A la tête d’un conglomérat de sociétés au Nigeria, dont le groupe de presse Concord et la compagnie aérienne privée de même nom, Abiola ne va pas seulement se contenter d’investir ses millions dans une cause peu rentable et que même les intellectuels du continent n’avaient pensé porter. II cherchera également à s’impliquer dans l’action politique. Arrivé largement en tête, lors des élections organisées par le général Babangida en 1993, il n’assumera jamais son mandat. Ecarté par le coup d’Etat immédiat du général Sani Abacha, Abiola va croupir en prison de 1994 jusqu’au décès d’Abacha en 1999, où le retour du pouvoir aux civils est à nouveau envisagé. Mais le jour de sa libération, il est étrangement foudroyé par une crise cardiaque.
Le ressentiment des Noirs est d’autant plus grand que leur lutte prend largement pour référence celle des Juifs, sans en faire un modèle qui les enfermeraient. Or, la perception des deux holocaustes (juif et noir) autant que de l’antisémitisme et du racisme anti-Noir est très différente dans le monde occidental, malgré plusieurs points communs. On peut même parler ici de deux poids, deux mesures.
La question des réparations est une illustration de l’asymétrie qui frappe le racisme anti-Noir face à l’antisémitisme. Lors de l’affaire des fonds juifs en déshérence, en Suisse, le gouvernement américain ira jusqu’à mettre à contribution sa haute administration. Stuart Eizenstat, spécialement détaché à cette tâche, plaide aujourd’hui contre la recevabilité des demandes des Noirs, comme l’ensemble du camp occidental, les USA en tête.
«La Suisse n ‘a pas à donner de leçons aux autres Etats», justifiera avec une soudaine humilité un membre de la délégation à Durban. Sourde à ses communautés noires qui, dans un Déclaration faite après des assises contre le racisme tenues le 23juin2001 à Berne, l’ont appe1é à jouer un rôle éminent de médiateur en tant que nation non négrière ni coloniale, la Suisse «neutre» préférera s’aligner sur les positions de l’Union européenne. Sans aucune réserve.
«Nous devons œuvrer à orienter la Conférence vers l’avenir ; plutôt que vers le passé». Telle est en substance la position américaine, qui cherche à privilégier les problèmes que posent aujourd’hui l’esclavage actuel ou les pratiques semblables.

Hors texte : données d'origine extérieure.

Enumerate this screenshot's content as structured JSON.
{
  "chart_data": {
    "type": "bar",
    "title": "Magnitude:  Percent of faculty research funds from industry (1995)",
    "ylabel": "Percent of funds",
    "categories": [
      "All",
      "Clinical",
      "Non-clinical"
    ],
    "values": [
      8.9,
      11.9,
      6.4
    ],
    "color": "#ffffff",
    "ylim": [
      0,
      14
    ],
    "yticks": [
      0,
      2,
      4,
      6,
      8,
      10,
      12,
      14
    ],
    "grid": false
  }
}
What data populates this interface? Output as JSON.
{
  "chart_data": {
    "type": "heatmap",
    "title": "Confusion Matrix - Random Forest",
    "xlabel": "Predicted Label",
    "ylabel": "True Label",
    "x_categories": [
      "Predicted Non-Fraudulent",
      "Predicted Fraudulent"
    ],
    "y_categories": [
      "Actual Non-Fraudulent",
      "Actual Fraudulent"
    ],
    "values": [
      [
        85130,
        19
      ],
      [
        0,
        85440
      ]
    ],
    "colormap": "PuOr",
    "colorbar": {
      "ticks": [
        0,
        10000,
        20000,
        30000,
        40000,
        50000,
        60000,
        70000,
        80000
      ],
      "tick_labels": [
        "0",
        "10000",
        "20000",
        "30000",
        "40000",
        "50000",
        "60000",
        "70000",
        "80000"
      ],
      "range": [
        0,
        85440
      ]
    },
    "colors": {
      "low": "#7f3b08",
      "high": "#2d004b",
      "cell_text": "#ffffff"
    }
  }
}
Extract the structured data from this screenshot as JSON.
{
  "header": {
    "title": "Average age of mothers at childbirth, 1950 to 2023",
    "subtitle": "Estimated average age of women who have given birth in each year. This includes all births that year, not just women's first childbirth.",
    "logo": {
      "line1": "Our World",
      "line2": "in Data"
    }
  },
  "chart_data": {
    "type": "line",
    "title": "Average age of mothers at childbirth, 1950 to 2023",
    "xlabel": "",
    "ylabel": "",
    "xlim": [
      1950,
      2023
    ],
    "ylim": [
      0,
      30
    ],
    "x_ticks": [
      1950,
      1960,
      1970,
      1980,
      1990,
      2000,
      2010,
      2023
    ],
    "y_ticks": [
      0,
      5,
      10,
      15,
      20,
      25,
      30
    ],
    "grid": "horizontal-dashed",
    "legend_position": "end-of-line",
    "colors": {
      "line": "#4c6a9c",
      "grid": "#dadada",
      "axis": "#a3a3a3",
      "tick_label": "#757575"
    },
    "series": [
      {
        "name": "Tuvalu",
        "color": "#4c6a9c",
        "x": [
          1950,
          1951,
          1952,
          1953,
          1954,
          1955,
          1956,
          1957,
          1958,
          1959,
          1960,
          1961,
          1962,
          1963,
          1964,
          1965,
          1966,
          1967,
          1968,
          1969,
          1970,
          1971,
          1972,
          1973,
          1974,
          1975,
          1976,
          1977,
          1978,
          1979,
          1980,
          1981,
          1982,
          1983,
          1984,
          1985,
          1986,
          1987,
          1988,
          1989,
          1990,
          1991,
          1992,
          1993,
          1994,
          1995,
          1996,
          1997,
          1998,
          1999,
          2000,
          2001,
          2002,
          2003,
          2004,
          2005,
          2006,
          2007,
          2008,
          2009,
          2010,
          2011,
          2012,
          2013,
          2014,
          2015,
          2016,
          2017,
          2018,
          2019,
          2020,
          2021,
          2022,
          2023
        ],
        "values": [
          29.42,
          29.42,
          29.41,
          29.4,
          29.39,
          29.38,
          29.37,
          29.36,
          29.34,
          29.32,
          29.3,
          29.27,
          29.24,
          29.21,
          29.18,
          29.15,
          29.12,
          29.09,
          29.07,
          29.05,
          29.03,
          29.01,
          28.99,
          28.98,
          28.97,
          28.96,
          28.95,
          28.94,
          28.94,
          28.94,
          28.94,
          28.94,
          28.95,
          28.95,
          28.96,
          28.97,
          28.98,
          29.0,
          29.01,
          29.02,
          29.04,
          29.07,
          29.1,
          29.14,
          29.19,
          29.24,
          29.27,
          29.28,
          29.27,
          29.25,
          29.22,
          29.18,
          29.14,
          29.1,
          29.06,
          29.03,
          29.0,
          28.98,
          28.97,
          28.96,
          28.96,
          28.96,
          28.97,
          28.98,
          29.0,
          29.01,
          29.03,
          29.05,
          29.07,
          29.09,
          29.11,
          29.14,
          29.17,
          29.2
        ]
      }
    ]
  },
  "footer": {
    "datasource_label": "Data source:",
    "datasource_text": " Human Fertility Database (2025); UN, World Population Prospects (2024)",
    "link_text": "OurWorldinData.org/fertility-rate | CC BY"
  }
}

Lors d’un entretien en juin 2001 avec Mary Robinson, la Haute- Commissaire de l’ONU pour les droits de l’Homme et en charge de la Conférence, le secrétaire d’Etat Colin Powell n’a pas mâché ses mots : «Il est hors sujet que la question des réparations soit à l’ordre du jour à Durban». D’autres officiels renouvelleront les mêmes exigences. Surtout, des Noirs prendront le relais.
Car l’Africain américain Powell, suivi depuis par le Ghanéen Kofi Annan, qui semble n’avoir rien retenu de sa bourde rwandaise de 1994, n’est pas le seul Noir à ruer contre les positions des réparationnistes. Prisonniers de leur logique d’aide, les Etats africains vont se laisser appâter par les promesses de contributions plus importantes des Occidentaux, notamment pour le financement du NEPAD, sans succès du reste.
En conclusion nos chefs d'etats sont des piegeons,nul ne l'ignore d'ailleurs et c'est ça qui est marrant dans l'histoire de l'Afrique.
On se bat pour les droits de l'Homme mais on oublie de se battre pour faire respécter ces droits entre nous.